A pesar de todo, era lunes. Se curó como pudo la herida con algunos recuerdos casi borrados de besos y se marchó a la oficina. En aquel cubículo de cristal de diseño modernísimo le faltaba el aire, se ahogaba y a veces sentía una punzada en el estómago o en el corazón que la obligaba a encogerse en su silla ergonómica. Y entonces deseaba, con todas sus fuerzas, hacer estallar aquel falso cielo y volar muy lejos.
¿Dónde estaría ella en ese instante si pudiera elegir cualquier sitio del mundo? En sus brazos -pensó de inmediato-, y una aguja le atravesó el alma y tuvo que aovillarse de nuevo apretando los brazos cruzados para soportar el dolor. Y con la vista perdida en el suelo, se percató de un hilo rojo que colgaba deshilachado del dobladillo de su falda. Agarró unas tijeras y lo cortó.
Al instante, asaltaron su cabeza paisajes azules, pájaros, gente tocando instrumentos, hierba sin cortar y hubo de agarrarse al borde de la mesa porque le parecía que iba a marearse y caer; o tal vez, elevarse. Miró a su alrededor y sin embargo ya no reparó en los cristales. Divisó los árboles de la calle, y a los gorriones buscando miguitas. Se levantó sin acordarse del dolor y se largó de la oficina; sin grabar la copia de seguridad de sus archivos, sin cerrar la computadora, sin decir una palabra a nadie ni pasar la tarjeta de fichar.

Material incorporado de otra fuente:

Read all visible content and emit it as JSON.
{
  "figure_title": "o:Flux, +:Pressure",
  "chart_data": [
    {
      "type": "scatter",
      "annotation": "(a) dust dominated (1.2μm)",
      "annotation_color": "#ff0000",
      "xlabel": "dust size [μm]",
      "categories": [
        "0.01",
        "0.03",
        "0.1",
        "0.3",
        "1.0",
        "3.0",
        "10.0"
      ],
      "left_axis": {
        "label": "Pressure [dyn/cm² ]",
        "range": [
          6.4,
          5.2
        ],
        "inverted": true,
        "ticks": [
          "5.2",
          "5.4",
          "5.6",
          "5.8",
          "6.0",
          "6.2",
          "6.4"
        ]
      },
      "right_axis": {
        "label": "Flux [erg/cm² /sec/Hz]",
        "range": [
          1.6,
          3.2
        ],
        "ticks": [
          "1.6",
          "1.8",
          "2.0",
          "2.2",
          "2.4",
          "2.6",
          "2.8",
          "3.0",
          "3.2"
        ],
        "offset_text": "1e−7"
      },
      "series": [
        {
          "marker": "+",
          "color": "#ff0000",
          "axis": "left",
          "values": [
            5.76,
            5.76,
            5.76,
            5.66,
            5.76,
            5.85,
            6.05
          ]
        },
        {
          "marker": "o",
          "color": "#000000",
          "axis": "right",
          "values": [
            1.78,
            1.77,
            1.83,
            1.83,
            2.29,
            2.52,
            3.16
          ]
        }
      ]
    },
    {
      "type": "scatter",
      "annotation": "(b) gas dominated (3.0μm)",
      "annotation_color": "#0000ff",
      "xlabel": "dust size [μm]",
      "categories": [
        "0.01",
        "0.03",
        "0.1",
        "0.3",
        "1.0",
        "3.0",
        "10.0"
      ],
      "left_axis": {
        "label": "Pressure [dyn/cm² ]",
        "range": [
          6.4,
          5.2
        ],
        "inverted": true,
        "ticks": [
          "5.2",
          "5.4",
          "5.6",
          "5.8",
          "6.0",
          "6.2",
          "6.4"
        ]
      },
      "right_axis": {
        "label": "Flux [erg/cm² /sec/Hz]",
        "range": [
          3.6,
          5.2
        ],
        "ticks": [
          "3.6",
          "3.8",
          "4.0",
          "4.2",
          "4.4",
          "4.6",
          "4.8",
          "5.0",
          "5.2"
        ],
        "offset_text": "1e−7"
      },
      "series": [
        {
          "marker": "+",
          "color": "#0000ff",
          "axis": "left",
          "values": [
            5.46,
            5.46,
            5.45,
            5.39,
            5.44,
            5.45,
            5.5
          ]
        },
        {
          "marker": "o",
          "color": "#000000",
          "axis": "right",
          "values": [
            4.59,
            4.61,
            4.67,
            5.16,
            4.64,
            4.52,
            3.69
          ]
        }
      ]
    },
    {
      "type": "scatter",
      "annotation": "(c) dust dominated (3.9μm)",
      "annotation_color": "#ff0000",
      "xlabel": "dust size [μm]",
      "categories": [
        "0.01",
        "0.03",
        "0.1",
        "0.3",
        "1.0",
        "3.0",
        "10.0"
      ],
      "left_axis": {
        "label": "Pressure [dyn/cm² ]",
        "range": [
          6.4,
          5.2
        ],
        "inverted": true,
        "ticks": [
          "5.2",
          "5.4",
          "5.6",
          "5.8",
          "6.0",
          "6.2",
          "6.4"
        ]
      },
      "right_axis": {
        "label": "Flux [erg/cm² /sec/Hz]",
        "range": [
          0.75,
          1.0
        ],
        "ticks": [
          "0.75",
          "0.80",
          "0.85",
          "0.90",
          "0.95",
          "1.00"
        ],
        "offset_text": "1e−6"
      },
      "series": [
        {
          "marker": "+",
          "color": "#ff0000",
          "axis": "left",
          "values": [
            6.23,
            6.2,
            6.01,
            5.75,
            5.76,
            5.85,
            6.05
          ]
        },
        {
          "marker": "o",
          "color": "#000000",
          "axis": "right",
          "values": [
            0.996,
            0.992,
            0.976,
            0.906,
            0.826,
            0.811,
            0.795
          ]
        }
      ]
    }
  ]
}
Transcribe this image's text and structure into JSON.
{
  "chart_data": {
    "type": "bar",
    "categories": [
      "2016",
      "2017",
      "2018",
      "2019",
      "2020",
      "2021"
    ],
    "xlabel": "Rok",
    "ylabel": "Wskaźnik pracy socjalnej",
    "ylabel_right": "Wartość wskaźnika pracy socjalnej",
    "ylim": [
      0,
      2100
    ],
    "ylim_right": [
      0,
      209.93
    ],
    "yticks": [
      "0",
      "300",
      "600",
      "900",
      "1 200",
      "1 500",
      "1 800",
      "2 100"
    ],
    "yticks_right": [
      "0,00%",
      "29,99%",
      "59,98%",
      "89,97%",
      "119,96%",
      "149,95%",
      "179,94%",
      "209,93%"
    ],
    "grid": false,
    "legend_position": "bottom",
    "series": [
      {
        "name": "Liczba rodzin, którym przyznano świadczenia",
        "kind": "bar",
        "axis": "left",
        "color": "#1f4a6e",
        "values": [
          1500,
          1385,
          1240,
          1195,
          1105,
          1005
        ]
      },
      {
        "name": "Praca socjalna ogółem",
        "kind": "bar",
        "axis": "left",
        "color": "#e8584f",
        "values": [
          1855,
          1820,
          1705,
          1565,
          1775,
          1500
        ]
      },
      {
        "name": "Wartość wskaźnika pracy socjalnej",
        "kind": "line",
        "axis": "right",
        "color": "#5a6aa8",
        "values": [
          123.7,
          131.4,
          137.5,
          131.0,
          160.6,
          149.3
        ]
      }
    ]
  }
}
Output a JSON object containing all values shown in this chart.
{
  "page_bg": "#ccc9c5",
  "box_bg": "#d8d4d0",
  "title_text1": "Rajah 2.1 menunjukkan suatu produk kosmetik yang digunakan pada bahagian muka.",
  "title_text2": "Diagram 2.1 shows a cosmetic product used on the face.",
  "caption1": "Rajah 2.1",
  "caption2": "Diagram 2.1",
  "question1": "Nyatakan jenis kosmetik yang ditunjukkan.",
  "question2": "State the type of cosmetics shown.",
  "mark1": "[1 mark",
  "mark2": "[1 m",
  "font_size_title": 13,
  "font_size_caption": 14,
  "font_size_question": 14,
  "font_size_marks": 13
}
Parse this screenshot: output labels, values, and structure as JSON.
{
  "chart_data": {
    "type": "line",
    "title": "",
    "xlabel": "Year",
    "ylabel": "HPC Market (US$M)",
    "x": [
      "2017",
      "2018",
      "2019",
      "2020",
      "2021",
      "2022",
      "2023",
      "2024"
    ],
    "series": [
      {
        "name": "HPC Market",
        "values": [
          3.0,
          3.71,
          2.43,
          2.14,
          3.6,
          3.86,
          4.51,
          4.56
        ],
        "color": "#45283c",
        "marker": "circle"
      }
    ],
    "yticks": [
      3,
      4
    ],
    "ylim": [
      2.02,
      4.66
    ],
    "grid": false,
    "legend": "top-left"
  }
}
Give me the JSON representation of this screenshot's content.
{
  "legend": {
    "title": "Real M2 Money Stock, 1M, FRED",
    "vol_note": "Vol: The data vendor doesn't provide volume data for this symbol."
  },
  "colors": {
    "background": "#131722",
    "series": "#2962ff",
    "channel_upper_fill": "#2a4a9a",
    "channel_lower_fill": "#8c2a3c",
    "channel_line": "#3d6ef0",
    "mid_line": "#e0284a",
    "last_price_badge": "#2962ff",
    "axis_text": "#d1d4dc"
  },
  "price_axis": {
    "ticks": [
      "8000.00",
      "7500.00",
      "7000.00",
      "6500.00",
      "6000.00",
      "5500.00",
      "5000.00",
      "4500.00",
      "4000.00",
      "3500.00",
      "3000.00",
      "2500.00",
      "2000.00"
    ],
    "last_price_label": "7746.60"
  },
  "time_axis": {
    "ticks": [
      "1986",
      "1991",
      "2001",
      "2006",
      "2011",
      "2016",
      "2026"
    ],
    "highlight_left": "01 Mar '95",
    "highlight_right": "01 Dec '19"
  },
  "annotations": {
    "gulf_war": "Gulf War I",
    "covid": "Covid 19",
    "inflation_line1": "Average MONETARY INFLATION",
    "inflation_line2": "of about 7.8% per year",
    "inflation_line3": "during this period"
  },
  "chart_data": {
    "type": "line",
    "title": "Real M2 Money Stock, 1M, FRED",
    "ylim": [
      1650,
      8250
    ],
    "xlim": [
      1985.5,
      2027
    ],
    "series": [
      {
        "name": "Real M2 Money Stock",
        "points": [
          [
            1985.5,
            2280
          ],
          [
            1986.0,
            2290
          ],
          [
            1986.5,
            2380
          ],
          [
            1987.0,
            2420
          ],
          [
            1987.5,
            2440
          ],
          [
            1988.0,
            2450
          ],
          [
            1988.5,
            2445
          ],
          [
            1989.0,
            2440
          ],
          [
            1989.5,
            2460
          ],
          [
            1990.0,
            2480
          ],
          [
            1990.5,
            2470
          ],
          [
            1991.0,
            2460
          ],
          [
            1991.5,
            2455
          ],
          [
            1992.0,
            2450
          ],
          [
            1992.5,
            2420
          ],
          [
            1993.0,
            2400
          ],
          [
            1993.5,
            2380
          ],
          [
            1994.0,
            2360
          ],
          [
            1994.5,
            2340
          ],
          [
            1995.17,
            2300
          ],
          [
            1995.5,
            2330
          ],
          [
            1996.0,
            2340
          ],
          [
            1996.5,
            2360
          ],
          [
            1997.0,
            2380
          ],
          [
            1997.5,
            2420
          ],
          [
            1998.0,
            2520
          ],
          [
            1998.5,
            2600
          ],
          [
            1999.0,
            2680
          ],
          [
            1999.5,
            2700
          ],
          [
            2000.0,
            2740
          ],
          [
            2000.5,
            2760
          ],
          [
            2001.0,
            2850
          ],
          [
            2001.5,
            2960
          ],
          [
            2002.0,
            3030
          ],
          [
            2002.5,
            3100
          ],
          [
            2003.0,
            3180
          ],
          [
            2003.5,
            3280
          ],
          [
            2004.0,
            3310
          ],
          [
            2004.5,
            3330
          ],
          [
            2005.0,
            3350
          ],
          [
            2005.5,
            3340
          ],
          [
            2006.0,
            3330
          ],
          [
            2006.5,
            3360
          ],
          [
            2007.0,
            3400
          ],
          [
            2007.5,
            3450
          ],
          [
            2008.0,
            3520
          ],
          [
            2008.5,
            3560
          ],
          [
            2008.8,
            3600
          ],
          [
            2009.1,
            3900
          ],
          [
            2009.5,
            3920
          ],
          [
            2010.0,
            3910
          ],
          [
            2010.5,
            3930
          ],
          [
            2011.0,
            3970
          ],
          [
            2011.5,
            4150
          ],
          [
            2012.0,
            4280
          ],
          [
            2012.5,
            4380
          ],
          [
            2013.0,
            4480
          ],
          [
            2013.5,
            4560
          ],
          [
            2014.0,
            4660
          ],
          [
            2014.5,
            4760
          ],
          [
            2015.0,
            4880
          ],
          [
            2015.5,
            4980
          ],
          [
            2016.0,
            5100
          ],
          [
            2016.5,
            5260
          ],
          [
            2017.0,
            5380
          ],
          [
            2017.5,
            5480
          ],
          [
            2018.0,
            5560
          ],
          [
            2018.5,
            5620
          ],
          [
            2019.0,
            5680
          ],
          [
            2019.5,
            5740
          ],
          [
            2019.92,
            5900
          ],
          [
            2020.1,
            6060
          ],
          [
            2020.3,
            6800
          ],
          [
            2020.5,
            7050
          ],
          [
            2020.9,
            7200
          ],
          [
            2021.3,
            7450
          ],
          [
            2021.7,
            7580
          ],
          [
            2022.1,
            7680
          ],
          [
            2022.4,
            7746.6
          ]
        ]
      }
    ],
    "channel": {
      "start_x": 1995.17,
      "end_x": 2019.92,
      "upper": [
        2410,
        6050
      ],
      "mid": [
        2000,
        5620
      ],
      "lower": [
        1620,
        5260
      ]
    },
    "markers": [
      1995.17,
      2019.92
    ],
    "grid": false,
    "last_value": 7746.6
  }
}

Sonriendo.
Sin saberlo, había cortado de un tijeretazo el hilo del miedo que nos ata a las cosas seguras de cada día, a todo lo conocido, al pasado nuestro de cada día. Entornaba los ojos para sentir la caricia del sol. No sabía dónde ir pero pensaba pararse solo en los abrazos. La estaba esperando su vida.